Negotiators for the European parliament and Council of Ministers announced earlier this week that they had reached political agreement on the Digital Services Act (DSA), a piece of legislation proposed by the European Commission in late 2020.
The Act builds on existing provisions of EU law under the E-Commerce Directive, which governs what online intermediaries need to do currently when they become aware of the existence of illegal activity on their services.
The new provisions, which are still subject to formal approval by MEPs and the Council, provide for a new ‘notice and action’ procedure for reporting and the potential removal or blocking of access to content. The very largest platforms will further be required to carry out an annual assessment to identify systemic risks associated with their services with a view to them addressing risks such as the dissemination of illegal content.

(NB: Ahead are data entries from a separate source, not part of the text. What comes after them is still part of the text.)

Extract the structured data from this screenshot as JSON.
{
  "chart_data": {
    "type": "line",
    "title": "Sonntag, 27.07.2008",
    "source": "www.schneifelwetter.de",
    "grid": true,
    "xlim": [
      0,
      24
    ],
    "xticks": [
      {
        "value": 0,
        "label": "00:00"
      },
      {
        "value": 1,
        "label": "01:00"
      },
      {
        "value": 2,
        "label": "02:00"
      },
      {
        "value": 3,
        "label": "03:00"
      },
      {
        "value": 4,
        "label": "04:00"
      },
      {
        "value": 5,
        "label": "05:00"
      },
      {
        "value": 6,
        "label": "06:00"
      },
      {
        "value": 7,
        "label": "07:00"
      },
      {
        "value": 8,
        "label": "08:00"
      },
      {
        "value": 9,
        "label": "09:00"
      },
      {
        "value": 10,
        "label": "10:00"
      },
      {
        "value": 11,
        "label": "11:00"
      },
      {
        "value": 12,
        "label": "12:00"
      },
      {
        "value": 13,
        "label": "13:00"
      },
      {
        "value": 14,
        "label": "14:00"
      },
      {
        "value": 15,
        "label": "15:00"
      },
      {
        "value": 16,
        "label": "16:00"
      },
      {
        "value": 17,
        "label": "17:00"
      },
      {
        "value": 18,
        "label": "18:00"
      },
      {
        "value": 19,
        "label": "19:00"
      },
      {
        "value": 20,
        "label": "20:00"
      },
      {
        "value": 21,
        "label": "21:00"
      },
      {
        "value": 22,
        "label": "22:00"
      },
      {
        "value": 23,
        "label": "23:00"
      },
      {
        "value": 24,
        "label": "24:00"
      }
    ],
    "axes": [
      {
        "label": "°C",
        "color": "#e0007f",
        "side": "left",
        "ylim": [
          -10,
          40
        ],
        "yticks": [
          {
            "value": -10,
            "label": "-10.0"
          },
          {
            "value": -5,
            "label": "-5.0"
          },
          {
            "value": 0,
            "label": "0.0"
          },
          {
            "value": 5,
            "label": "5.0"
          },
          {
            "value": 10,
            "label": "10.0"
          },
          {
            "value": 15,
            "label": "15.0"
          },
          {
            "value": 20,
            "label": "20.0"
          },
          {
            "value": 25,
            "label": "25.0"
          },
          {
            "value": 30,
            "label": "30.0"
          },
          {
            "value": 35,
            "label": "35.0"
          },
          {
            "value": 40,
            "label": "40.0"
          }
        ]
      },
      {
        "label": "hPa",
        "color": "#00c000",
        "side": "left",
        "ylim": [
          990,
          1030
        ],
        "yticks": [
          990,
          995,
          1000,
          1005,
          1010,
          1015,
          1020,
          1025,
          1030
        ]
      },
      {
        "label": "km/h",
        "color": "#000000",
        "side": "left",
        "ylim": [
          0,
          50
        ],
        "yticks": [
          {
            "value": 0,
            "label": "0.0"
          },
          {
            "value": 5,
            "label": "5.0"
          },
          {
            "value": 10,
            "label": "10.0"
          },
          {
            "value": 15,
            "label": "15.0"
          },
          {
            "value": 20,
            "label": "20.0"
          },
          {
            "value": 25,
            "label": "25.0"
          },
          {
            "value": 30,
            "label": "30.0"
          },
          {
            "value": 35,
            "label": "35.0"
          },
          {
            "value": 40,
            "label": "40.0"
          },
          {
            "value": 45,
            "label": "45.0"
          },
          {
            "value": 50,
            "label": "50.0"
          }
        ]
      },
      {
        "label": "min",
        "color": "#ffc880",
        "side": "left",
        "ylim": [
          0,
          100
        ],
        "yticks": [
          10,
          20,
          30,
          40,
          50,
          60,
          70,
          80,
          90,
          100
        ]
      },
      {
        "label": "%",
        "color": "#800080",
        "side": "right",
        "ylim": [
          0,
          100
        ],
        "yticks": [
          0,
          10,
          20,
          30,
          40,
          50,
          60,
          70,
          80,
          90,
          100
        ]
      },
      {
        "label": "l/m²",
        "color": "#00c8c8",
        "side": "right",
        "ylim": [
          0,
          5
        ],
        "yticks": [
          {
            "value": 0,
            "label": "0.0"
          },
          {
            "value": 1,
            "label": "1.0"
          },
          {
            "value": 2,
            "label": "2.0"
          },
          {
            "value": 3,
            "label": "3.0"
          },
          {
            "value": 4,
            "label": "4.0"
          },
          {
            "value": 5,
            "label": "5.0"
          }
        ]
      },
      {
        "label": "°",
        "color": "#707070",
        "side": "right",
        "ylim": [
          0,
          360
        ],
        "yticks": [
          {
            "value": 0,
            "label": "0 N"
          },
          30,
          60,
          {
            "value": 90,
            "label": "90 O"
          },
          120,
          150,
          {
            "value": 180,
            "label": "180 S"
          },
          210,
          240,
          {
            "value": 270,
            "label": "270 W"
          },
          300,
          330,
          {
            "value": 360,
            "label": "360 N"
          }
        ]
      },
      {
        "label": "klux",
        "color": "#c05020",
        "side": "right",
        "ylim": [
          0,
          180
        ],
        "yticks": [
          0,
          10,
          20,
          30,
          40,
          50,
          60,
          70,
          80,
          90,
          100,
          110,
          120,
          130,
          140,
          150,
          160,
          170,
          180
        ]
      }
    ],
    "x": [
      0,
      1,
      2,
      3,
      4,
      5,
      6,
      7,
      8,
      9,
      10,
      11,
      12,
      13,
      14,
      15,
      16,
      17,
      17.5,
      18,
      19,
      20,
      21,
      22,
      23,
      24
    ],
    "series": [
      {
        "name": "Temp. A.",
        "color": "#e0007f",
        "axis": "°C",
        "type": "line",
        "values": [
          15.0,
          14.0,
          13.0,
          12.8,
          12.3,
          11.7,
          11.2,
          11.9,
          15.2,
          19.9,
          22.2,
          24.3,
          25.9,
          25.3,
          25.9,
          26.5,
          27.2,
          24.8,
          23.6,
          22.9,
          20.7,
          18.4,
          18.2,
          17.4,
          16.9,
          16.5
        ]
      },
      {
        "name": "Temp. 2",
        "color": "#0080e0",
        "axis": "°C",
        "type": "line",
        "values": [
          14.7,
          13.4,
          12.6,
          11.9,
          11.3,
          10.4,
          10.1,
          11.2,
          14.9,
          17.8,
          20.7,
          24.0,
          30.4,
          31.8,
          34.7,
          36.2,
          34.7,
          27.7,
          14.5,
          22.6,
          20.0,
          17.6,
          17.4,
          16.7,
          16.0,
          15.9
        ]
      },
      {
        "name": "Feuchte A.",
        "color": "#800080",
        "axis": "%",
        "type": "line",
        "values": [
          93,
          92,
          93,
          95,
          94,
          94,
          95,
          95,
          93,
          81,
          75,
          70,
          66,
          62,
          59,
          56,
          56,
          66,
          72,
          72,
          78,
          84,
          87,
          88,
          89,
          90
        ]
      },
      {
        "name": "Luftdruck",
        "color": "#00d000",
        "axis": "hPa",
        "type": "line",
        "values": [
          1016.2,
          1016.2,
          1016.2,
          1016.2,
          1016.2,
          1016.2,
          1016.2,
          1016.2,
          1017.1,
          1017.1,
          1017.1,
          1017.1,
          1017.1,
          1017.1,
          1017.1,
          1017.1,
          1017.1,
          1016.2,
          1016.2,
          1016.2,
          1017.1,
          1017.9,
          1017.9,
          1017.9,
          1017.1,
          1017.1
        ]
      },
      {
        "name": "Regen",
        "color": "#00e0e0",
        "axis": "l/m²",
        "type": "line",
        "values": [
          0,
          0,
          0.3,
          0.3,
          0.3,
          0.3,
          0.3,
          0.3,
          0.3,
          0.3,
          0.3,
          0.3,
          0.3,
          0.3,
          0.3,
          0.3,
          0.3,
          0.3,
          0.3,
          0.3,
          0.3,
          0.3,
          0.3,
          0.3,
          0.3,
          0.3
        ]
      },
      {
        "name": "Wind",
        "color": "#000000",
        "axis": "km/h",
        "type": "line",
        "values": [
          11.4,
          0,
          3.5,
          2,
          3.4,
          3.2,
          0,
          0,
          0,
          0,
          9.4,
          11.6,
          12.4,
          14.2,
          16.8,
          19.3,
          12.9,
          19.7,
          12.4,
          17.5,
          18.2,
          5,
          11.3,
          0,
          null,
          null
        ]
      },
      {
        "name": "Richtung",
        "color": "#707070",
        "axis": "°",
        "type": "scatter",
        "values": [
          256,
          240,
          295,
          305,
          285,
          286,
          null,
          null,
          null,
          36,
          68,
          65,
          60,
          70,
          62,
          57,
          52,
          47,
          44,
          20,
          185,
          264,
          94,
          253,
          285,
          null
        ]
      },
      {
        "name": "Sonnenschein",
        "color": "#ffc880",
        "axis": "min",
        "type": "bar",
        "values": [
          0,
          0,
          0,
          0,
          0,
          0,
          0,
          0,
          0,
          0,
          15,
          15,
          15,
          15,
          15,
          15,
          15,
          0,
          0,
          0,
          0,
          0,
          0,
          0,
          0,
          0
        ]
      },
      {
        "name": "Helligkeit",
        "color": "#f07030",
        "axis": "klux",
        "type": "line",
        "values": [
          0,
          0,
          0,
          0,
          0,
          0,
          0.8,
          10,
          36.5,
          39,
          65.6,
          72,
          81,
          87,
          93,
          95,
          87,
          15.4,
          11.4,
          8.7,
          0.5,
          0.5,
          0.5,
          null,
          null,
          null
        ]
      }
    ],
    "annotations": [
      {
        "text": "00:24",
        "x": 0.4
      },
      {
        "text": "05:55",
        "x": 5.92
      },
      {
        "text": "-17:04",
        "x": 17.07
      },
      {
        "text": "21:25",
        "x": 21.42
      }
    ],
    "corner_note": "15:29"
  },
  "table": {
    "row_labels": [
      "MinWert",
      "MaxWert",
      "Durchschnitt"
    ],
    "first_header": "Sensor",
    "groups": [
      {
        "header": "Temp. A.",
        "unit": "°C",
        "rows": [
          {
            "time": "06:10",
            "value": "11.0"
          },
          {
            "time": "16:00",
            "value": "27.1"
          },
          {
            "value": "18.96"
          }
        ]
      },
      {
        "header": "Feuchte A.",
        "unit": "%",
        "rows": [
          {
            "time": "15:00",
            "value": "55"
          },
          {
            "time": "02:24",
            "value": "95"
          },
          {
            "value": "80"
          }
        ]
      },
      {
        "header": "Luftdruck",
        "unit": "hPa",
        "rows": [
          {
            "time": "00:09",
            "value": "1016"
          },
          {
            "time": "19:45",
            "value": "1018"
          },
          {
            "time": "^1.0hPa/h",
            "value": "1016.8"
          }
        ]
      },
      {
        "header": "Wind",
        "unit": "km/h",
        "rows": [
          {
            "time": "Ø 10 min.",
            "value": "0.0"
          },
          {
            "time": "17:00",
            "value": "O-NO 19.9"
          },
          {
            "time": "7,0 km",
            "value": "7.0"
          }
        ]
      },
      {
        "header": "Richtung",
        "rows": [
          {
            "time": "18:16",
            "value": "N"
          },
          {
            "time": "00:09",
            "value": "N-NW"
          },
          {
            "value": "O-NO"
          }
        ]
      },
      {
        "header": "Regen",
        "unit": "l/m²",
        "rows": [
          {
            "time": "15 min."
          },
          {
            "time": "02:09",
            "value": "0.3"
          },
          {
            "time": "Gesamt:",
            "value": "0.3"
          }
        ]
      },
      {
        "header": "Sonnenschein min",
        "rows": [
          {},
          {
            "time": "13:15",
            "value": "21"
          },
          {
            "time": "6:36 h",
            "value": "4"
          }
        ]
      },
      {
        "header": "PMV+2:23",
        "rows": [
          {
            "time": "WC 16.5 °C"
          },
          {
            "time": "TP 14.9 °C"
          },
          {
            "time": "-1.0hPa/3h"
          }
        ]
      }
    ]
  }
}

Precise details of what the new legislative requirements agreed upon include have yet to be published, but statements issued by the parliament and Council state that they have agreed new transparency obligations designed to make it clearer to users of online platforms how content is recommended to them. The very largest platforms and online search engines will be obliged to “offer users a system for recommending content that is not based on their profiling” under the agreed provisions, the Council said.
Measures to curb targeted advertising based on the use of individuals’ sensitive personal data have also been agreed, while targeted advertising at children using any of their personal data will be prohibited. The new legislation agreed will also place restrictions on the way platforms can influence user behaviour through the way their interfaces are designed or operate.
The EU law makers have also backed a new “crisis mechanism” that will enable the European Commission to intervene at times of threats to public security or health: for example, to issue directions to very large platforms to take actions to minimise inherent risks.
The Commission will also gain new powers of supervision over the activities of very large online platforms and very large online search engines under a new regulatory framework that will involve national regulators taking responsibility for overseeing the compliance of other businesses subject to the DSA under “the country-of-origin principle”. Fines of up to 6% of the annual global turnover of will be able to be levied on online platforms and search engines that fail to comply with the new legislation.
MEPs had agreed their negotiating position on the DSA in January this year, two months after the Council agreed its own position. The parliament and Council will vote on formally approving the DSA once the agreement they have reached has been “finalised at technical level and verified by lawyer-linguists”, the parliament said. The DSA will come into force 20 days after its subsequent publication in the Official Journal of the EU and take effect 15 months thereafter.
European Commission president Ursula von der Leyen said: “The DSA will upgrade the ground-rules for all online services in the EU. It will ensure that the online environment remains a safe space, safeguarding freedom of expression and opportunities for digital businesses. It gives practical effect to the principle that what is illegal offline, should be illegal online. The greater the size, the greater the responsibilities of online platforms.”
The DSA is just one in a number of pieces of legislation EU policymakers and legislators have been working on to regulate online activity more closely. Another significant new law, the Digital Markets Act (DMA), was agreed on by the Parliament and Council earlier this month. Among other things, the DMA will prohibit ‘gatekeepers’ – businesses operating platforms that are considered to be a gateway for smaller businesses to reach the end consumer – from giving preferential treatment to their own products and promotions compared to those of their competitors.